Pursueing Rewarding Challenges More Likely With Supportive Spouse

Pursueing Rewarding Challenges More Likely With Supportive Spouse

People with supportive spouses are more likely to pursue difficult but potentially rewarding opportunities than those with less supportive spouses.

In addition, those who take on these challenges are more likely to report more personal growth, happiness, psychological well-being and better relationship functioning six months later, according to a new study published in the journal Personality and Social Psychology Bulletin.

Previous research on how our social lives affect decision-making has typically focused on negative factors like stress and adversity. Less attention, however, has been paid to the reverse: What makes people more likely to give themselves the chance to succeed?

Psychology researchers at Carnegie Mellon University took up the question.

“We found support for the idea that the choices people make at these specific decision points — such as pursuing a work opportunity or seeking out new friends— matter a lot for their long-term well-being,” said Dr. Brooke Feeney, lead author of the study and professor of psychology in CMU’s Dietrich College of Humanities and Social Sciences.

For the study, the researchers recruited 163 married couples to the lab and gave one member of each couple a choice: either solve a simple puzzle, or they were given an opportunity to compete for a prize by giving a speech. The researchers then recorded the couples’ interactions as they decided whether or not to take on the harder but more rewarding challenge.

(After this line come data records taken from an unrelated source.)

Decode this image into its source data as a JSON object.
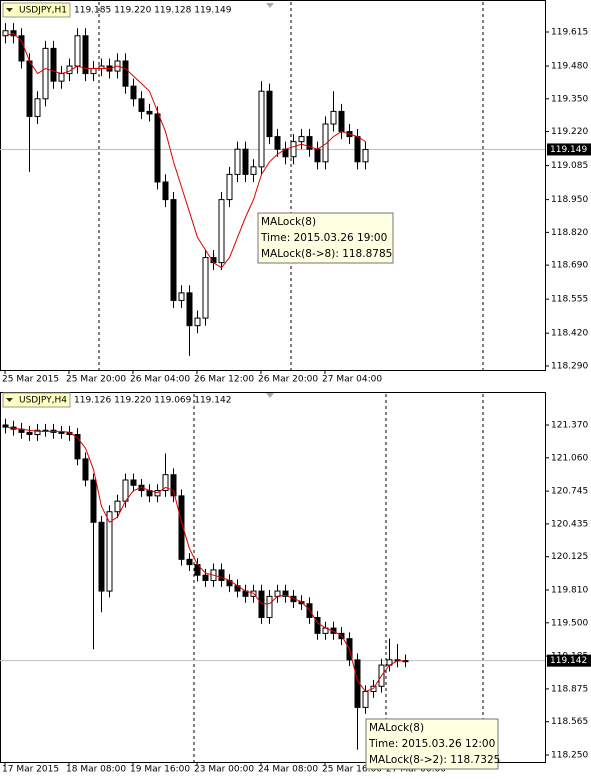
{
  "chart_data": [
    {
      "type": "candlestick",
      "symbol": "USDJPY,H1",
      "quote": "119.185 119.220 119.128 119.149",
      "ylim": [
        118.274,
        119.734
      ],
      "yticks": [
        119.615,
        {
          "value": 119.48,
          "label": "119.480"
        },
        {
          "value": 119.35,
          "label": "119.350"
        },
        {
          "value": 119.22,
          "label": "119.220"
        },
        119.085,
        {
          "value": 118.95,
          "label": "118.950"
        },
        {
          "value": 118.82,
          "label": "118.820"
        },
        {
          "value": 118.69,
          "label": "118.690"
        },
        118.555,
        {
          "value": 118.42,
          "label": "118.420"
        },
        {
          "value": 118.29,
          "label": "118.290"
        }
      ],
      "categories": [
        "25 Mar 2015",
        null,
        null,
        null,
        null,
        null,
        null,
        null,
        "25 Mar 20:00",
        null,
        null,
        null,
        null,
        null,
        null,
        null,
        "26 Mar 04:00",
        null,
        null,
        null,
        null,
        null,
        null,
        null,
        "26 Mar 12:00",
        null,
        null,
        null,
        null,
        null,
        null,
        null,
        "26 Mar 20:00",
        null,
        null,
        null,
        null,
        null,
        null,
        null,
        "27 Mar 04:00",
        null,
        null,
        null,
        null,
        null
      ],
      "open": [
        119.6,
        119.62,
        119.6,
        119.5,
        119.28,
        119.35,
        119.55,
        119.42,
        119.45,
        119.48,
        119.6,
        119.45,
        119.47,
        119.48,
        119.46,
        119.5,
        119.4,
        119.35,
        119.3,
        119.29,
        119.02,
        118.95,
        118.55,
        118.58,
        118.45,
        118.48,
        118.72,
        118.7,
        118.95,
        119.05,
        119.15,
        119.05,
        119.08,
        119.38,
        119.2,
        119.15,
        119.12,
        119.18,
        119.2,
        119.15,
        119.1,
        119.25,
        119.3,
        119.22,
        119.2,
        119.1
      ],
      "high": [
        119.65,
        119.65,
        119.63,
        119.53,
        119.38,
        119.58,
        119.58,
        119.48,
        119.51,
        119.63,
        119.63,
        119.5,
        119.51,
        119.51,
        119.53,
        119.53,
        119.43,
        119.38,
        119.33,
        119.32,
        119.05,
        118.98,
        118.61,
        118.61,
        118.51,
        118.75,
        118.75,
        118.98,
        119.08,
        119.18,
        119.18,
        119.11,
        119.42,
        119.41,
        119.23,
        119.18,
        119.21,
        119.23,
        119.23,
        119.18,
        119.28,
        119.38,
        119.33,
        119.25,
        119.23,
        119.18
      ],
      "low": [
        119.57,
        119.57,
        119.47,
        119.06,
        119.25,
        119.32,
        119.39,
        119.39,
        119.42,
        119.45,
        119.42,
        119.42,
        119.44,
        119.43,
        119.43,
        119.37,
        119.32,
        119.27,
        119.26,
        118.99,
        118.92,
        118.52,
        118.52,
        118.33,
        118.42,
        118.45,
        118.67,
        118.67,
        118.92,
        119.02,
        119.02,
        119.02,
        119.05,
        119.17,
        119.12,
        119.09,
        119.09,
        119.15,
        119.12,
        119.07,
        119.07,
        119.22,
        119.19,
        119.17,
        119.07,
        119.07
      ],
      "close": [
        119.62,
        119.6,
        119.5,
        119.28,
        119.35,
        119.55,
        119.42,
        119.45,
        119.48,
        119.6,
        119.45,
        119.47,
        119.48,
        119.46,
        119.5,
        119.4,
        119.35,
        119.3,
        119.29,
        119.02,
        118.95,
        118.55,
        118.58,
        118.45,
        118.48,
        118.72,
        118.7,
        118.95,
        119.05,
        119.15,
        119.05,
        119.08,
        119.38,
        119.2,
        119.15,
        119.12,
        119.18,
        119.2,
        119.15,
        119.1,
        119.25,
        119.3,
        119.22,
        119.2,
        119.1,
        119.149
      ],
      "ma": {
        "color": "#e00000",
        "values": [
          119.6,
          119.61,
          119.58,
          119.5,
          119.45,
          119.47,
          119.46,
          119.45,
          119.46,
          119.48,
          119.47,
          119.47,
          119.47,
          119.47,
          119.48,
          119.47,
          119.44,
          119.41,
          119.38,
          119.3,
          119.22,
          119.1,
          119.0,
          118.9,
          118.8,
          118.75,
          118.7,
          118.68,
          118.72,
          118.8,
          118.88,
          118.95,
          119.05,
          119.1,
          119.13,
          119.15,
          119.16,
          119.17,
          119.16,
          119.15,
          119.17,
          119.2,
          119.22,
          119.21,
          119.2,
          119.18
        ]
      },
      "last_price": {
        "value": 119.149,
        "label": "119.149"
      },
      "tooltip": [
        "MALock(8)",
        "Time: 2015.03.26 19:00",
        "MALock(8->8): 118.8785"
      ]
    },
    {
      "type": "candlestick",
      "symbol": "USDJPY,H4",
      "quote": "119.126 119.220 119.069 119.142",
      "ylim": [
        118.184,
        121.663
      ],
      "yticks": [
        {
          "value": 121.37,
          "label": "121.370"
        },
        {
          "value": 121.06,
          "label": "121.060"
        },
        120.745,
        120.435,
        120.125,
        {
          "value": 119.81,
          "label": "119.810"
        },
        {
          "value": 119.5,
          "label": "119.500"
        },
        119.185,
        118.875,
        118.565,
        {
          "value": 118.25,
          "label": "118.250"
        }
      ],
      "categories": [
        "17 Mar 2015",
        null,
        null,
        null,
        null,
        null,
        null,
        null,
        "18 Mar 08:00",
        null,
        null,
        null,
        null,
        null,
        null,
        null,
        "19 Mar 16:00",
        null,
        null,
        null,
        null,
        null,
        null,
        null,
        "23 Mar 00:00",
        null,
        null,
        null,
        null,
        null,
        null,
        null,
        "24 Mar 08:00",
        null,
        null,
        null,
        null,
        null,
        null,
        null,
        "25 Mar 16:00",
        null,
        null,
        null,
        null,
        null,
        null,
        null,
        "27 Mar 00:00",
        null,
        null
      ],
      "open": [
        121.37,
        121.35,
        121.33,
        121.3,
        121.28,
        121.32,
        121.32,
        121.3,
        121.3,
        121.28,
        121.05,
        120.85,
        120.45,
        119.8,
        120.55,
        120.65,
        120.85,
        120.8,
        120.75,
        120.7,
        120.75,
        120.9,
        120.7,
        120.1,
        120.05,
        119.95,
        119.9,
        120.0,
        119.9,
        119.85,
        119.8,
        119.75,
        119.8,
        119.55,
        119.75,
        119.8,
        119.75,
        119.7,
        119.68,
        119.55,
        119.4,
        119.45,
        119.4,
        119.35,
        119.15,
        118.7,
        118.85,
        118.9,
        119.1,
        119.15,
        119.14
      ],
      "high": [
        121.43,
        121.41,
        121.39,
        121.36,
        121.38,
        121.38,
        121.38,
        121.36,
        121.36,
        121.34,
        121.11,
        120.91,
        120.51,
        120.61,
        120.71,
        120.91,
        120.91,
        120.86,
        120.81,
        120.81,
        121.1,
        120.96,
        120.76,
        120.16,
        120.11,
        120.01,
        120.06,
        120.06,
        119.96,
        119.91,
        119.86,
        119.86,
        119.86,
        119.81,
        119.86,
        119.86,
        119.81,
        119.76,
        119.74,
        119.61,
        119.51,
        119.51,
        119.46,
        119.41,
        119.21,
        118.91,
        118.96,
        119.16,
        119.35,
        119.3,
        119.2
      ],
      "low": [
        121.29,
        121.27,
        121.24,
        121.22,
        121.22,
        121.26,
        121.24,
        121.24,
        121.22,
        120.99,
        120.79,
        119.25,
        119.6,
        119.74,
        120.49,
        120.59,
        120.74,
        120.69,
        120.64,
        120.64,
        120.69,
        120.64,
        120.04,
        119.99,
        119.89,
        119.84,
        119.84,
        119.84,
        119.79,
        119.74,
        119.69,
        119.69,
        119.49,
        119.49,
        119.69,
        119.69,
        119.64,
        119.62,
        119.49,
        119.34,
        119.34,
        119.34,
        119.29,
        119.09,
        118.3,
        118.64,
        118.79,
        118.84,
        119.04,
        119.08,
        119.08
      ],
      "close": [
        121.35,
        121.33,
        121.3,
        121.28,
        121.32,
        121.32,
        121.3,
        121.3,
        121.28,
        121.05,
        120.85,
        120.45,
        119.8,
        120.55,
        120.65,
        120.85,
        120.8,
        120.75,
        120.7,
        120.75,
        120.9,
        120.7,
        120.1,
        120.05,
        119.95,
        119.9,
        120.0,
        119.9,
        119.85,
        119.8,
        119.75,
        119.8,
        119.55,
        119.75,
        119.8,
        119.75,
        119.7,
        119.68,
        119.55,
        119.4,
        119.45,
        119.4,
        119.35,
        119.15,
        118.7,
        118.85,
        118.9,
        119.1,
        119.15,
        119.14,
        119.142
      ],
      "ma": {
        "color": "#e00000",
        "values": [
          121.35,
          121.34,
          121.33,
          121.32,
          121.31,
          121.31,
          121.31,
          121.31,
          121.3,
          121.25,
          121.15,
          120.95,
          120.6,
          120.45,
          120.5,
          120.65,
          120.75,
          120.78,
          120.75,
          120.73,
          120.78,
          120.75,
          120.45,
          120.2,
          120.05,
          119.97,
          119.95,
          119.93,
          119.9,
          119.85,
          119.8,
          119.78,
          119.68,
          119.68,
          119.75,
          119.76,
          119.73,
          119.7,
          119.62,
          119.5,
          119.45,
          119.42,
          119.38,
          119.25,
          118.95,
          118.85,
          118.88,
          119.0,
          119.1,
          119.14,
          119.14
        ]
      },
      "last_price": {
        "value": 119.142,
        "label": "119.142"
      },
      "tooltip": [
        "MALock(8)",
        "Time: 2015.03.26 12:00",
        "MALock(8->2): 118.7325"
      ]
    }
  ]
}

The researchers found that the participants with more encouraging partners were significantly more likely to decide to compete for the prize, while those with partners who discouraged them or expressed a lack of confidence more often chose the simple puzzle.

Then, six months later, participants who had chosen to pursue the more challenging speech task reported having more personal growth, happiness, psychological well-being, and better relationships than those who chose to solve the simple puzzle.

So what can one do to encourage a partner to embrace life opportunities? The researchers discovered that the most supportive partners expressed enthusiasm about the opportunity, reassured their partners, and talked about the potential benefits of going the harder route.

“Significant others can help you thrive through embracing life opportunities,” said Feeney. “Or they can hinder your ability to thrive by making it less likely that you’ll pursue opportunities for growth.”